Why it fails: a 20-pip stop needs a different position size than a 100-pip stop to maintain the same dollar risk.

02

Setting stop loss to fit a desired position size

"I want to trade 1.0 lot, so I'll put my stop closer." That's backwards and leads to getting stopped out on normal price movement.

Correct approach: place stop loss at a technical level, then calculate the position size from it.

03

Using stale account balance

Calculating position size off your starting balance ($10,000) when your current balance is $7,500 over-leverages your actual capital.

Solution: always use current balance for sizing decisions.

04

Ignoring correlated positions

Trading EUR/USD and GBP/USD simultaneously with full position sizes. These pairs correlate ~80%, so you're actually risking 1.8× your intended amount.

Solution: reduce position size when holding correlated pairs.

05

Forgetting to account for spread

Your calculated stop is 50 pips, but the 2-pip spread means your real risk on entry is 52 pips.

Solution: add spread to your stop-loss distance in the calculator.

Keep going

Related forex calculators

02

Pip value

What each pip is worth for any pair and lot size. Essential context for the position-size math above.

00

All calculators

The full toolkit — profit/loss, leverage, risk-reward, swap, and more.

Frequently asked

Position sizing, answered

Q01

What is position sizing in forex?

Position sizing is the process of determining how many lots or units to trade based on your account balance and risk tolerance. It is the single most important aspect of risk management — without proper position sizing, even the best trading strategy will fail.

Q02

What position size should I use as a beginner?

Beginners should risk no more than 1% of their account per trade. With a $1,000 account, this means risking $10 per trade. The calculator will determine the exact lot size needed to maintain this risk level based on your stop loss. Most beginners should start with 0.01 micro lots and gradually increase as they prove profitability.

Q03

How do I calculate position size manually?

Position Size = (Account Balance × Risk %) ÷ (Stop Loss in Pips × Pip Value). Example: ($5,000 × 1%) ÷ (50 pips × $10/pip) = $50 ÷ $500 = 0.10 lots (1 mini lot). Using a calculator is faster and eliminates math errors.

Q04

What lot size should I use with a $100 account?

With a $100 account risking 1% ($1 per trade), use 0.01 micro lots (1,000 units) with a 10-pip stop loss on EUR/USD. Never use standard or mini lots with small accounts — that violates proper risk management. Many brokers don't support proper position sizing for accounts under $500, so we recommend starting with at least $1,000.

Q05

Should I increase position size after winning trades?

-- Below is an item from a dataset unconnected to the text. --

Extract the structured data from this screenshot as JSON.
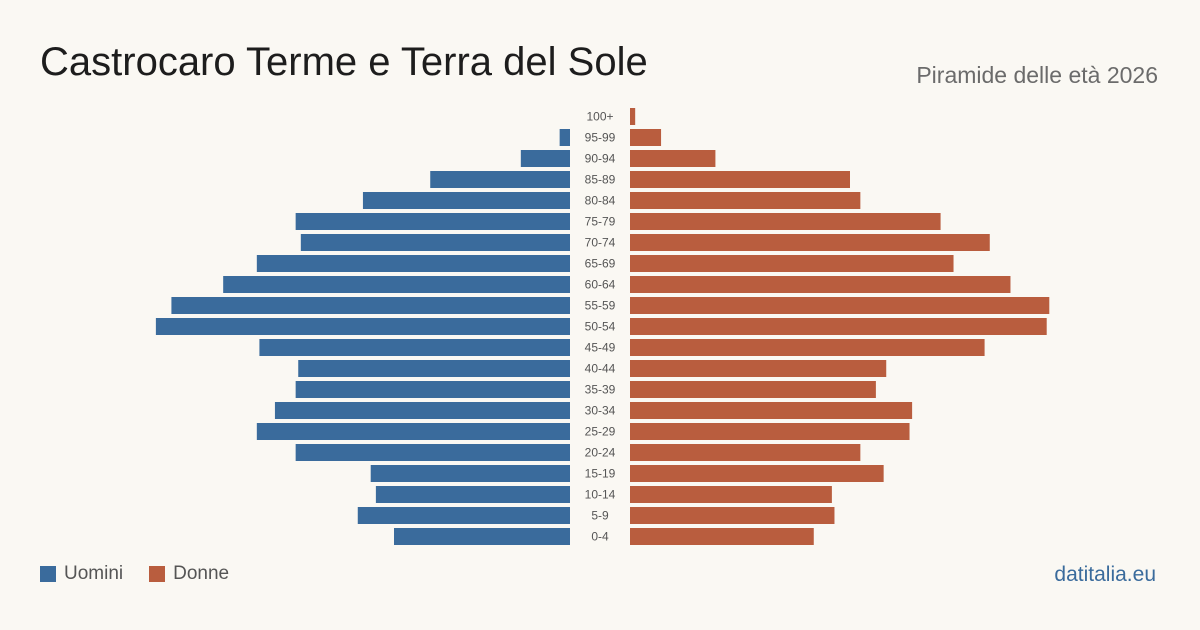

Position size should scale with your account balance, not your emotions. If your account grows from $10,000 to $11,000, your position size naturally increases because you're still risking 1% (now $110 instead of $100). Never increase risk percentage after wins — that's how accounts blow up during drawdowns.

Q06

How do I enter the calculated lot size in MetaTrader?

In MT4/MT5 the Volume field uses lot notation. If the calculator shows 0.15 lots, enter exactly "0.15". Reference: 0.01 = 1 micro lot (1,000 units), 0.10 = 1 mini lot (10,000 units), 1.00 = 1 standard lot (100,000 units).